Using Burdock for Health Purposes

You can also use burdock for skin issues, both from within and applied directly to the surface of the skin. It is also a safe herb to ingest with some knowledge. As a root vegetable, it is a wonderful addition to the diet for all ages. As a poultice, it is also safe for anyone who is old enough to understand what is being done to them and can indicate if the application becomes too hot or uncomfortable. As a tincture or decoction, it is noted by Herbalist Richo Cech, that burdock works a little more strongly, and should be combined with a diuretic herb such as dandelion to move the toxins to the urine and not out through the skin. Burdock seed tincture should not be used by the home herbalist due to its strong efficiency.

Burdock Cultivation

Burdock is a commonly found herb. It is often seen along waterways and usually in partial or shaded areas. Burdock grows best in alkaline soil, but this is not necessary for cultivation. Easily grown from seed, burdock is a biennial plant, that is directly sown in the garden, early in springtime. Stratification helps germination, but be aware that burdock has an incredibly high germination rate, so unless you have precious few seeds, stratification is not necessary.

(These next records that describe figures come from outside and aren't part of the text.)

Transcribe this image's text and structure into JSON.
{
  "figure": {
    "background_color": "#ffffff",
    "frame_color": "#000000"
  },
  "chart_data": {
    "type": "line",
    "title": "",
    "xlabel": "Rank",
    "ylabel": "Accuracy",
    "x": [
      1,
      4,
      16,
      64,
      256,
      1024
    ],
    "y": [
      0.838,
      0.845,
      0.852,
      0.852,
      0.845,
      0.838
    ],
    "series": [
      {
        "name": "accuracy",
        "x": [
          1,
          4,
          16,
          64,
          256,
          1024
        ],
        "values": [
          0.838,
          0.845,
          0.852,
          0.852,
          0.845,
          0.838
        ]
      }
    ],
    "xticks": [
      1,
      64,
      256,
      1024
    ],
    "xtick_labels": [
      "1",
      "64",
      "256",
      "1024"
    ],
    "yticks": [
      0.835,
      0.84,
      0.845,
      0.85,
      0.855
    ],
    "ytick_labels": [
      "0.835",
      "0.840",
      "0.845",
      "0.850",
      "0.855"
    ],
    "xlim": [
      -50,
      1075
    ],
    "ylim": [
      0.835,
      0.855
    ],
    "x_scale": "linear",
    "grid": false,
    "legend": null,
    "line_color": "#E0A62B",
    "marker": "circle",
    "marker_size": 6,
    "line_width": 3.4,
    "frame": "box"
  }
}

For the least amount of problems, it is best to grow burdock in an area where it can self-seed freely. This will ensure endless crops of seeds and roots for years to come. Since it grows so well in a shady area, if you have a large tree on the side of your landscape, oftentimes this is the perfect spot to plant your burdock crop.

Harvesting Burdock 

Burdock has long been considered a vegetable in Asian cooking. Known as Gobo, you may have seen the root in your local grocers and not even known that it was what we Americans consider a common weed.

Burdock is a biennial, meaning that it grows for two years. The first year plants offer the roots. The seeds are harvested in the fall of the second year. They are contained in the familiar burrs that we all recognize. These are the ones our pets have unfortunately brought home tangled in their fur.

The burdock root is harvested in the first year. This is best done after moisture has been applied to the soil, as burdock has a very deep, large taproot. This taproot needs to be dug out with a spade or garden fork. Do not attempt to pull the root, it will usually break off part way down the root, and you will be left with a stub. It's aggravating and makes harvesting unpleasant.

Both seeds and roots can be dried for storage. Wash the roots very well to remove all loose dirt or sand before drying. The roots also need to be chopped or sliced before drying, as they become rock hard once dry.

Seeds should be removed from their prickly outer coating and then dried before storage. Look them over well for hidden insects. Do not use second-year burrs, as they will probably contain some insects. some insects.

Fresh burdock leaves (either first or second year) can be lightly steamed and then applied as a poultice to draw out infection and speed healing.

Storing

To store burdock, the fresh root is simply refrigerated or pickled for a nourishing food. The roots can be peeled and roasted with all fall vegetables, and the pickled gobo is delicious as a condiment. I like to combine gobo with my potatoes and then mash everything together. The roots add an earthy taste that is pleasant.

Burdock is also made into tinctures, infusions, salves and balms, and infused oils. Wildly useful, this herb is easy to grow and store.